(L-R): (front row) Chief of Staff Corey Bunch, Principal Chief Chuck Hoskin Jr., Tahlequah City Mayor Suzanne Myers, Attorney General Chad Harsha, (middle row) Secretary of State Shella Bowlin, Council of the Cherokee Nation for District 1 Sasha Balckfox-Qualls, Delegate to Congress Kim Teehee, Tahlequah Police Chief Nate King, (back row) Deputy Secretary of State Canaan Duncan, Secretary of Veterans Affairs S. Joe Crittenden, Deputy Secretary of State Taralee Montgomery, Tahlequah City Councilor for Ward 3 Stephen Highers, City of Tahlequah Administrator Taylor Tannehill and Tahlequah City Assistant Police Chief Dexter Scott.


TAHLEQUAH, Okla. — The Cherokee Nation signed an agreement with the city of Tahlequah on Thursday that acknowledges the tribe’s intent to share revenue from traffic citations with city officials.

Tahlequah, the capital of the Cherokee Nation, is the 30th municipality within the Cherokee Nation Reservation to sign such an agreement with the tribe, ensuring the city does not lose funding sources after the historic U.S. Supreme Court’s McGirt ruling and the 10th Circuit’s more recent Hooper decision.

Under the agreement, the city of Tahlequah will collect fines from traffic tickets given to tribal citizens in the city limits and keep all but $30 from each ticket.

“The Cherokee Nation believes in partnerships especially when it comes to public safety, and it’s great to partner in our hometown,” Cherokee Nation Principal Chief Chuck Hoskin Jr. said. “This agreement with the city of Tahlequah allows them to retain revenue from traffic tickets, making the process more efficient and meeting our overall objective of making sure we work as a team for Cherokee citizens and non-citizens alike, as we all take on this very important responsibility of protecting citizens.
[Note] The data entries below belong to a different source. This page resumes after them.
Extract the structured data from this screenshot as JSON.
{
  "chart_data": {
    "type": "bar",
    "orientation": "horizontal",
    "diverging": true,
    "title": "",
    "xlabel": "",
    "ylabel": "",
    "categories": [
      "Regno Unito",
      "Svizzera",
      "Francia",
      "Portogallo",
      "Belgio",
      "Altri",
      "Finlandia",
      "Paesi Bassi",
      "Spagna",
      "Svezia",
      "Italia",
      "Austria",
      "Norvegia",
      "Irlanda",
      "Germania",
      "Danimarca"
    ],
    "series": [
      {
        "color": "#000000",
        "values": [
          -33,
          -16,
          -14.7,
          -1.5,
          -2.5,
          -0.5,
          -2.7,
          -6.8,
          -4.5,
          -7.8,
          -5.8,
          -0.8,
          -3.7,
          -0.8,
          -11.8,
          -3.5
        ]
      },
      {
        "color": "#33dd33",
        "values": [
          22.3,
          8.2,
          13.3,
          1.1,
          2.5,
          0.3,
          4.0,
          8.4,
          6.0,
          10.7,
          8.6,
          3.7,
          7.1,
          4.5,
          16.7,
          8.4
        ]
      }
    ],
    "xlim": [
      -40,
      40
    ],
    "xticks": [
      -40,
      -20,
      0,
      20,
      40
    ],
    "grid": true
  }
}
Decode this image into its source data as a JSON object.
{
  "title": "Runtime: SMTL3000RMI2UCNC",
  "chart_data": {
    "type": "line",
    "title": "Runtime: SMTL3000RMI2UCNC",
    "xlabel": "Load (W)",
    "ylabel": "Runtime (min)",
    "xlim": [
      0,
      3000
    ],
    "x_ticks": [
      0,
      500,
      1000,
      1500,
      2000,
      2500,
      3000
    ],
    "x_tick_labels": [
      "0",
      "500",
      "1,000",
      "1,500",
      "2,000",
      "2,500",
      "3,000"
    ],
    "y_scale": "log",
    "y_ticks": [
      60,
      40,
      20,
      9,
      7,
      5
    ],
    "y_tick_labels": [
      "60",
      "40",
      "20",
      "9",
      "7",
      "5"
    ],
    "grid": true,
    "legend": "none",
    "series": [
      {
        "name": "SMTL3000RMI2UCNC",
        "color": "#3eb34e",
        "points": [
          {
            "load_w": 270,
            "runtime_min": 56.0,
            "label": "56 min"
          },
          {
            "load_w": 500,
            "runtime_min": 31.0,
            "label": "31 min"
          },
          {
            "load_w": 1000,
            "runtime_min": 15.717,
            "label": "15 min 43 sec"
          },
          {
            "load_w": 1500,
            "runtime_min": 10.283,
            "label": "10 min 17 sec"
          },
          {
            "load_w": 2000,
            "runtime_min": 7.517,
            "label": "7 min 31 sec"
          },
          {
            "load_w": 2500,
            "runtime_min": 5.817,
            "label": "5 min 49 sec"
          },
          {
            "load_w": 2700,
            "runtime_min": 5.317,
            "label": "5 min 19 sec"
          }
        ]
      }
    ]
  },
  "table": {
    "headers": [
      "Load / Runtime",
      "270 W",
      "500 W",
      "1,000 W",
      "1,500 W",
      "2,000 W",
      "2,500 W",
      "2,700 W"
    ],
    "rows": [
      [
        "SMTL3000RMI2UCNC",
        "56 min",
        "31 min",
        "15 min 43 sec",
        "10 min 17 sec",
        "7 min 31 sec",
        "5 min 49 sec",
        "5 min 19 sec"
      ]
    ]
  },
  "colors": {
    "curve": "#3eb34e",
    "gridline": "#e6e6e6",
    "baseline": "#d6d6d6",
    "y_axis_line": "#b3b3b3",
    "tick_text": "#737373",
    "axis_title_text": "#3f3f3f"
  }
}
This agreement is one of 30 that we have now signed across the reservation, and we hope more municipalities come on board.”
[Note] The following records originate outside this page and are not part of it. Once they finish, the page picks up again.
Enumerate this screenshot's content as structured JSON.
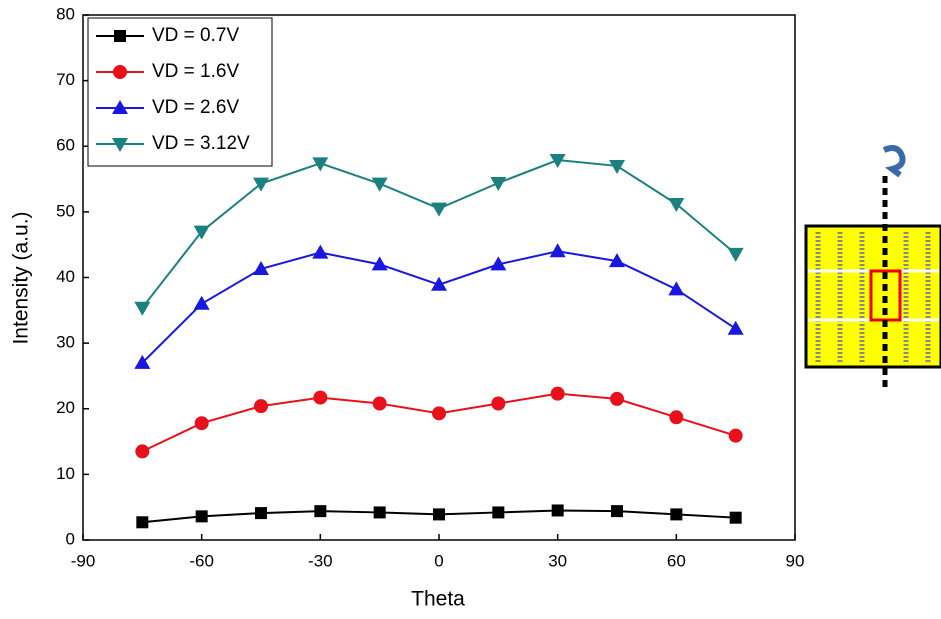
{
  "chart_data": {
    "type": "line",
    "x_label": "Theta",
    "y_label": "Intensity (a.u.)",
    "x": [
      -75,
      -60,
      -45,
      -30,
      -15,
      0,
      15,
      30,
      45,
      60,
      75
    ],
    "series": [
      {
        "name": "VD = 0.7V",
        "color": "#000000",
        "marker": "square",
        "values": [
          2.7,
          3.6,
          4.1,
          4.4,
          4.2,
          3.9,
          4.2,
          4.5,
          4.4,
          3.9,
          3.4
        ]
      },
      {
        "name": "VD = 1.6V",
        "color": "#e8101a",
        "marker": "circle",
        "values": [
          13.5,
          17.8,
          20.4,
          21.7,
          20.8,
          19.3,
          20.8,
          22.3,
          21.5,
          18.7,
          15.9
        ]
      },
      {
        "name": "VD = 2.6V",
        "color": "#1818e0",
        "marker": "triangle-up",
        "values": [
          27,
          36,
          41.3,
          43.8,
          42,
          38.9,
          42,
          44,
          42.5,
          38.2,
          32.2
        ]
      },
      {
        "name": "VD = 3.12V",
        "color": "#1a8080",
        "marker": "triangle-down",
        "values": [
          35.4,
          47,
          54.3,
          57.4,
          54.3,
          50.5,
          54.4,
          57.9,
          57,
          51.2,
          43.6
        ]
      }
    ],
    "xlim": [
      -90,
      90
    ],
    "xticks": [
      -90,
      -60,
      -30,
      0,
      30,
      60,
      90
    ],
    "ylim": [
      0,
      80
    ],
    "yticks": [
      0,
      10,
      20,
      30,
      40,
      50,
      60,
      70,
      80
    ],
    "grid": false,
    "legend": "upper left"
  }
}
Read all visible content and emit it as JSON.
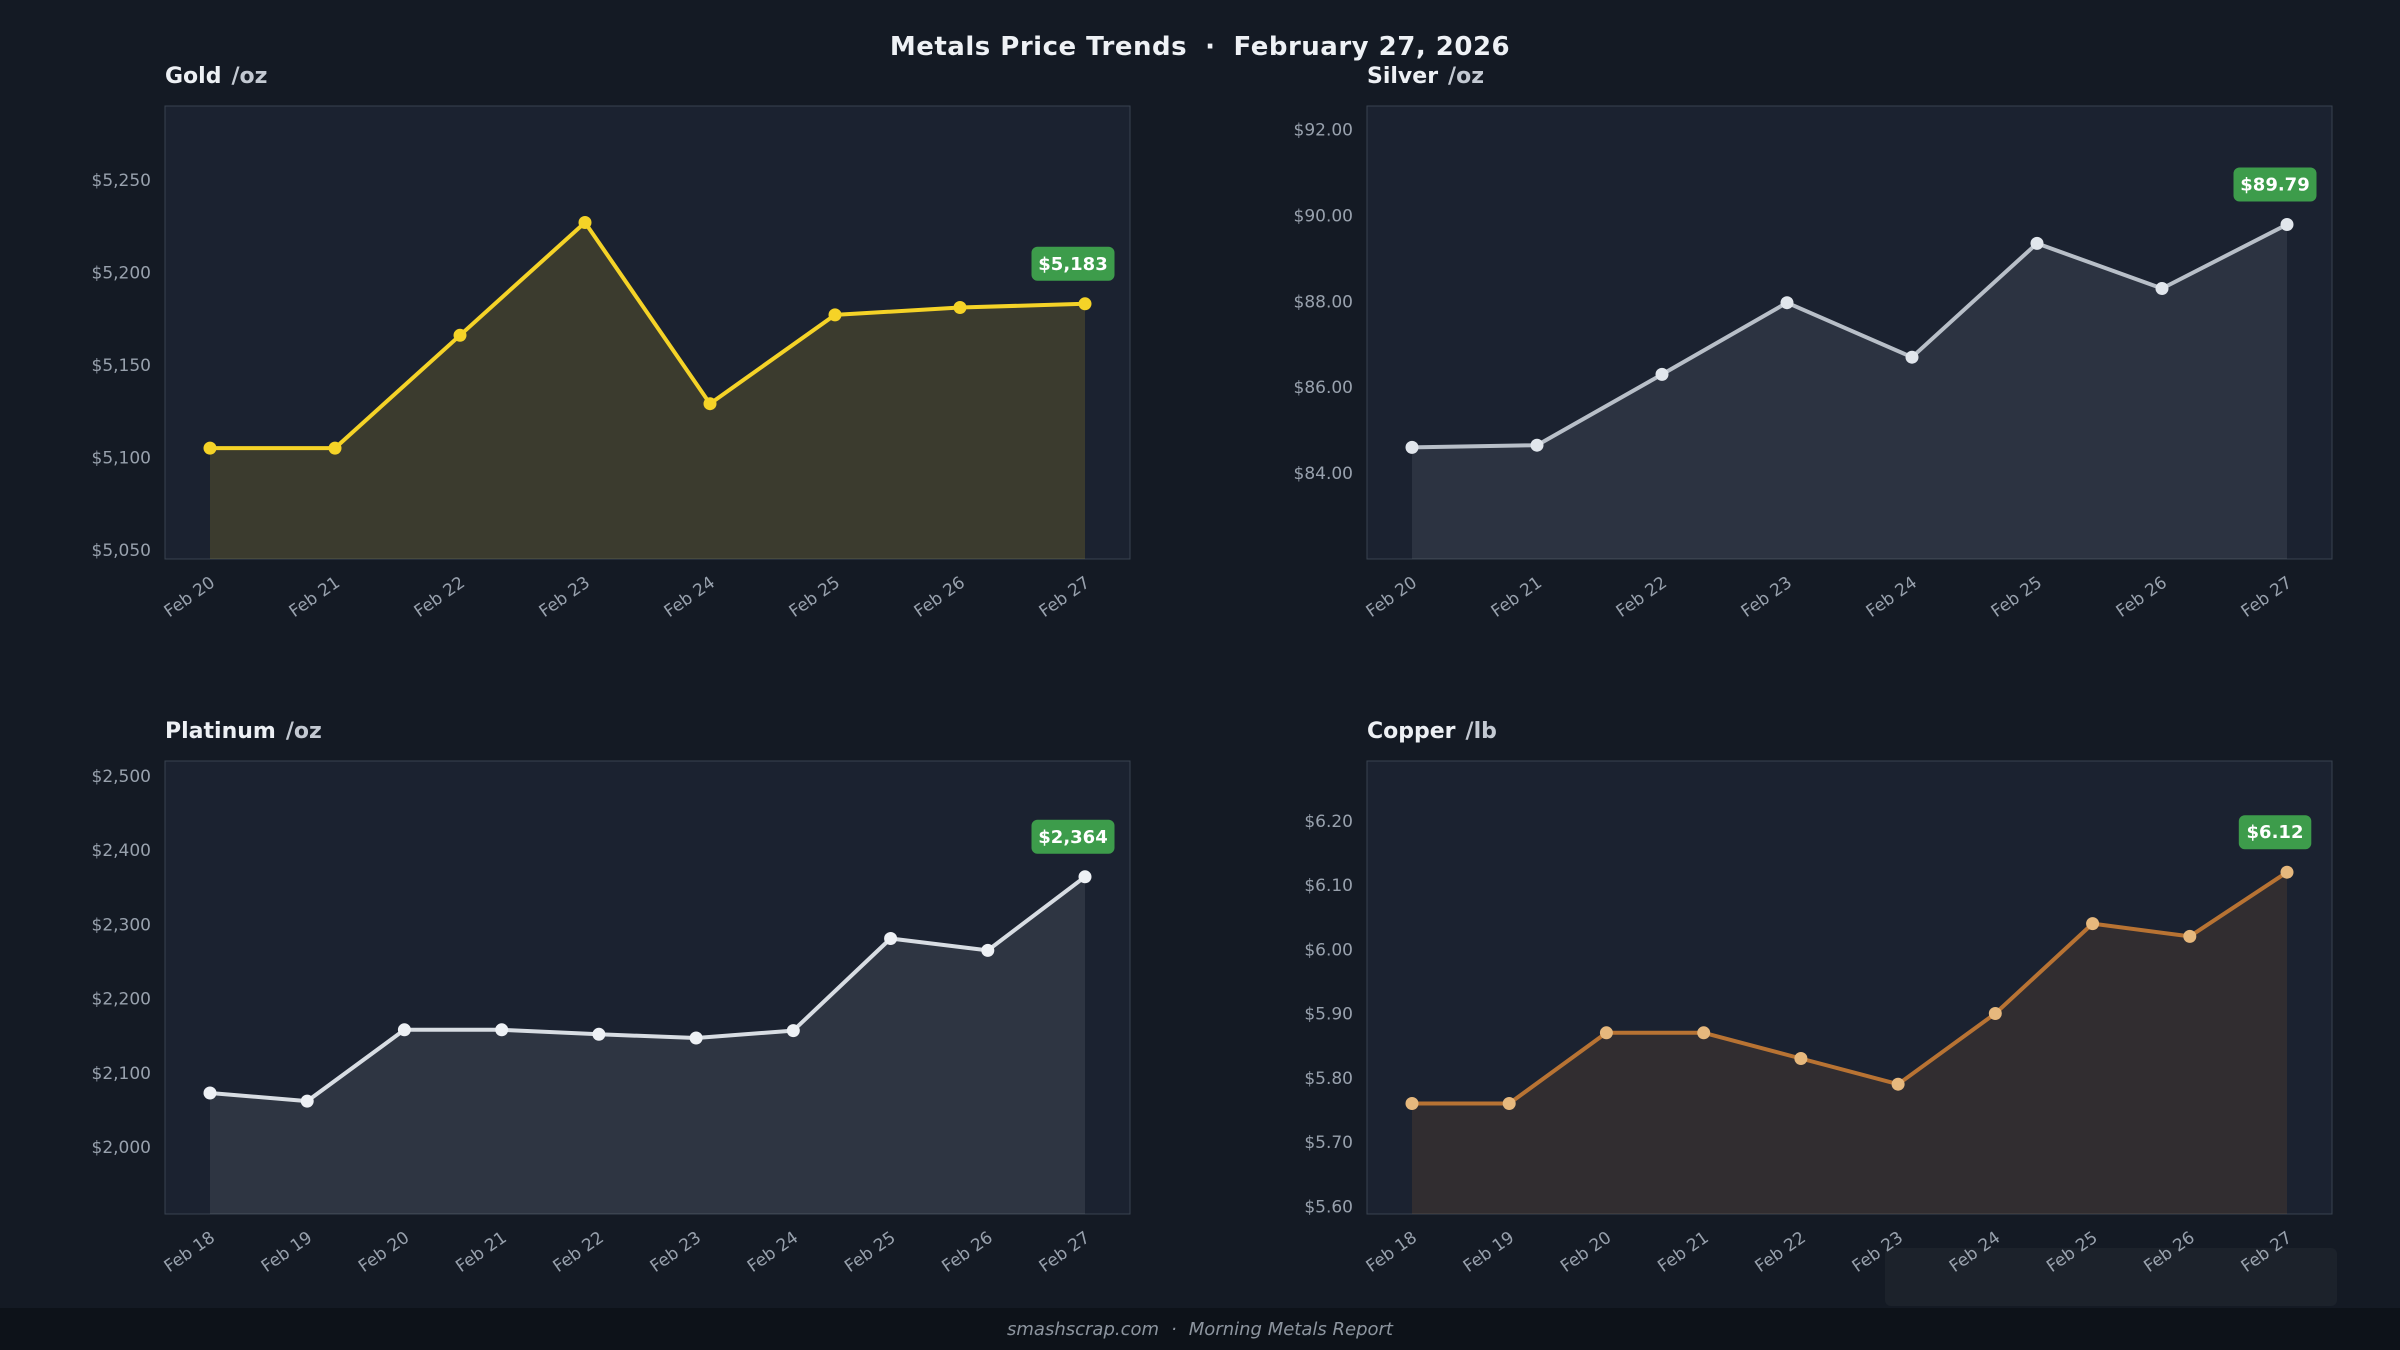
{
  "header": {
    "title": "Metals Price Trends",
    "separator": "·",
    "date": "February 27, 2026"
  },
  "footer": {
    "site": "smashscrap.com",
    "separator": "·",
    "report": "Morning Metals Report"
  },
  "colors": {
    "page_bg": "#141a24",
    "panel_bg": "#1b2230",
    "panel_border": "#39434f",
    "tick_text": "#98a1ad",
    "badge_bg": "#3d9c4b",
    "badge_text": "#ffffff",
    "footer_bg": "#0d1219",
    "footer_text": "#8d959f"
  },
  "chart_data": [
    {
      "type": "line",
      "title": "Gold",
      "unit": "/oz",
      "line_color": "#f5d327",
      "marker_color": "#f5d327",
      "fill_color": "rgba(245,211,39,0.15)",
      "last_value_label": "$5,183",
      "x": [
        "Feb 20",
        "Feb 21",
        "Feb 22",
        "Feb 23",
        "Feb 24",
        "Feb 25",
        "Feb 26",
        "Feb 27"
      ],
      "values": [
        5105,
        5105,
        5166,
        5227,
        5129,
        5177,
        5181,
        5183
      ],
      "ylim": [
        5045,
        5290
      ],
      "yticks": [
        5050,
        5100,
        5150,
        5200,
        5250
      ],
      "ytick_labels": [
        "$5,050",
        "$5,100",
        "$5,150",
        "$5,200",
        "$5,250"
      ],
      "grid": false,
      "legend": "none"
    },
    {
      "type": "line",
      "title": "Silver",
      "unit": "/oz",
      "line_color": "#b8bfc8",
      "marker_color": "#e1e6ec",
      "fill_color": "rgba(200,208,220,0.10)",
      "last_value_label": "$89.79",
      "x": [
        "Feb 20",
        "Feb 21",
        "Feb 22",
        "Feb 23",
        "Feb 24",
        "Feb 25",
        "Feb 26",
        "Feb 27"
      ],
      "values": [
        84.6,
        84.65,
        86.3,
        87.97,
        86.7,
        89.35,
        88.3,
        89.79
      ],
      "ylim": [
        82.0,
        92.55
      ],
      "yticks": [
        84,
        86,
        88,
        90,
        92
      ],
      "ytick_labels": [
        "$84.00",
        "$86.00",
        "$88.00",
        "$90.00",
        "$92.00"
      ],
      "grid": false,
      "legend": "none"
    },
    {
      "type": "line",
      "title": "Platinum",
      "unit": "/oz",
      "line_color": "#d8dde3",
      "marker_color": "#eef1f5",
      "fill_color": "rgba(216,221,227,0.10)",
      "last_value_label": "$2,364",
      "x": [
        "Feb 18",
        "Feb 19",
        "Feb 20",
        "Feb 21",
        "Feb 22",
        "Feb 23",
        "Feb 24",
        "Feb 25",
        "Feb 26",
        "Feb 27"
      ],
      "values": [
        2073,
        2062,
        2158,
        2158,
        2152,
        2147,
        2157,
        2281,
        2265,
        2364
      ],
      "ylim": [
        1910,
        2520
      ],
      "yticks": [
        2000,
        2100,
        2200,
        2300,
        2400,
        2500
      ],
      "ytick_labels": [
        "$2,000",
        "$2,100",
        "$2,200",
        "$2,300",
        "$2,400",
        "$2,500"
      ],
      "grid": false,
      "legend": "none"
    },
    {
      "type": "line",
      "title": "Copper",
      "unit": "/lb",
      "line_color": "#b87333",
      "marker_color": "#e6b87d",
      "fill_color": "rgba(184,115,51,0.14)",
      "last_value_label": "$6.12",
      "x": [
        "Feb 18",
        "Feb 19",
        "Feb 20",
        "Feb 21",
        "Feb 22",
        "Feb 23",
        "Feb 24",
        "Feb 25",
        "Feb 26",
        "Feb 27"
      ],
      "values": [
        5.76,
        5.76,
        5.87,
        5.87,
        5.83,
        5.79,
        5.9,
        6.04,
        6.02,
        6.12
      ],
      "ylim": [
        5.588,
        6.293
      ],
      "yticks": [
        5.6,
        5.7,
        5.8,
        5.9,
        6.0,
        6.1,
        6.2
      ],
      "ytick_labels": [
        "$5.60",
        "$5.70",
        "$5.80",
        "$5.90",
        "$6.00",
        "$6.10",
        "$6.20"
      ],
      "grid": false,
      "legend": "none"
    }
  ]
}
Under the agreement, the city of Tahlequah will be able to retain fees and fines associated with traffic stops of Native citizens, in recognition and exchange for the policing and administrative functions provided by the municipality.

“This agreement with the Cherokee Nation greatly strengthens our partnership, placing utmost importance on ensuring public safety for all citizens of Tahlequah," stated Tahlequah City Mayor Suzanne Myers. "Our city is experiencing remarkable growth, and with this agreement in place, we can confidently maintain our revenue from traffic citations, ensuring that Tahlequah continues to flourish. We deeply appreciate and value our partnership with the Cherokee Nation, and we are excited to embark on this progressive agreement."
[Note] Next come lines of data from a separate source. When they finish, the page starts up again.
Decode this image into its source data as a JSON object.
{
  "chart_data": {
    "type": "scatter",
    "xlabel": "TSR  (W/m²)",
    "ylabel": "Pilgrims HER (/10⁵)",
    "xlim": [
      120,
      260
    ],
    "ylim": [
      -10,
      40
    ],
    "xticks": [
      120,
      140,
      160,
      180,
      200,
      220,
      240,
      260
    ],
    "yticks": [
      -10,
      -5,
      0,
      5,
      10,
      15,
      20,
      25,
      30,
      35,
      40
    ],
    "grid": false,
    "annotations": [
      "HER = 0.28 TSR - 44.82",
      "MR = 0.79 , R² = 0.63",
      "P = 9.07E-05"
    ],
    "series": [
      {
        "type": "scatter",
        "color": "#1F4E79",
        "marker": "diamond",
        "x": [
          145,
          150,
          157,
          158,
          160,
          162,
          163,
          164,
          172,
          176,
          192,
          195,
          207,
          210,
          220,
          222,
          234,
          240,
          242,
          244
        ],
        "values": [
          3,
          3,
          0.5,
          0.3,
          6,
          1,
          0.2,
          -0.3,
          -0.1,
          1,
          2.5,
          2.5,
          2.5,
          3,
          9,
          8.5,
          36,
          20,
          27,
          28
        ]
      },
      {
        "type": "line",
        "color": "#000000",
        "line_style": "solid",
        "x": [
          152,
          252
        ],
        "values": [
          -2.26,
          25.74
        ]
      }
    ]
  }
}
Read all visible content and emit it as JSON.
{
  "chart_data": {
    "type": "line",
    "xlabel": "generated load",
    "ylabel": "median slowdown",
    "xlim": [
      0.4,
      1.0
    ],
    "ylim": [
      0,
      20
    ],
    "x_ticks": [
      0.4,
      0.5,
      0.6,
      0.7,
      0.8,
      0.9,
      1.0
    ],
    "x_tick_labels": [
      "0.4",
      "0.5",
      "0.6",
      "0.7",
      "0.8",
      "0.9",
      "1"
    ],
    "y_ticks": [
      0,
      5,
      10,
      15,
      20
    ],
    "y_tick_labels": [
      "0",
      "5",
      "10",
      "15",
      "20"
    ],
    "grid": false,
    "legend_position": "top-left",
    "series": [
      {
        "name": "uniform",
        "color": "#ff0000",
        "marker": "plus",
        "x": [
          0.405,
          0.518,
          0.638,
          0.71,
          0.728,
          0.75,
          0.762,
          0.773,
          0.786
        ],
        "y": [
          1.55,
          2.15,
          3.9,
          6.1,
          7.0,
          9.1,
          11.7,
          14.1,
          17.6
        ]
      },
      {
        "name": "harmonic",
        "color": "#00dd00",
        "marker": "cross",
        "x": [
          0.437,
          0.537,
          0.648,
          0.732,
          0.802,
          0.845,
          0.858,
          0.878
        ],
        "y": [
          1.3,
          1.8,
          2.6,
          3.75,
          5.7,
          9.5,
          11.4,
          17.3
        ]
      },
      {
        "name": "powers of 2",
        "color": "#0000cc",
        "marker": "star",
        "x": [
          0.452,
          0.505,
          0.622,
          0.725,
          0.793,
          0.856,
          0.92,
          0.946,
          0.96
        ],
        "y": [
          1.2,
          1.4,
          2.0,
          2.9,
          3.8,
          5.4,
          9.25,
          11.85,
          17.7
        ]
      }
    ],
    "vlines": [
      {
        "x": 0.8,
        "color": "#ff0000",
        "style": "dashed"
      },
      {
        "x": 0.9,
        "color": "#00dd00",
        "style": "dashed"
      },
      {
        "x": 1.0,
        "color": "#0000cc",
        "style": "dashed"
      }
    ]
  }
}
Every policing agency within the Cherokee Nation Reservation has a cross-deputization agreement with the Cherokee Nation, which allows for the continued enforcement of laws, including traffic violations. Most of these agreements have been in place for decades.

“All around, we have a shared responsibility when it comes to public safety. This agreement with the city of Tahlequah allows the city to maintain revenue for its needs,” Deputy Chief Bryan Warner said. “We want to make sure that people understand how much we value our government-to-government relationships because it is very important that we continue to partner with our neighbors across the reservation.”

Other cities to sign municipality agreements with the Cherokee Nation to retain the fees and fines for traffic citations issued to Native Americans include: Adair, Bernice, Chelsea, Chouteau, Colcord, Foyil, Gans, Gore, Hulbert, Jay, Kansas, Locust Grove, Marble City, Muldrow, Muskogee, Owasso, Porum, Pryor, Salina, Stilwell, Talala, Verdigris, Vian, Vinita, Warner, Watts, West Siloam Springs and Westville.

Across the 7,000-square-mile Cherokee Nation Reservation, citizens of tribal nations are subject to Cherokee Nation laws relating to a variety of matters, including public safety laws, Chief Hoskin said.

“Irrespective of whether we have an agreement of any sort in place in any particular community within our reservation, it is important to understand that Cherokee Nation has a comprehensive criminal code substantially similar to the state of Oklahoma’s code,” Chief Hoskin added. “This means that wild and irresponsible claims that tribal citizens are not subject to traffic laws are simply false.”

The formal signing between the Cherokee Nation and the city of Tahlequah follows the 10th U.S. Circuit Court of Appeals ruling in the Hooper v. City of Tulsa case, which reaffirmed that state and municipal agencies do not have jurisdiction over municipal violations committed by tribal citizens within tribal reservations.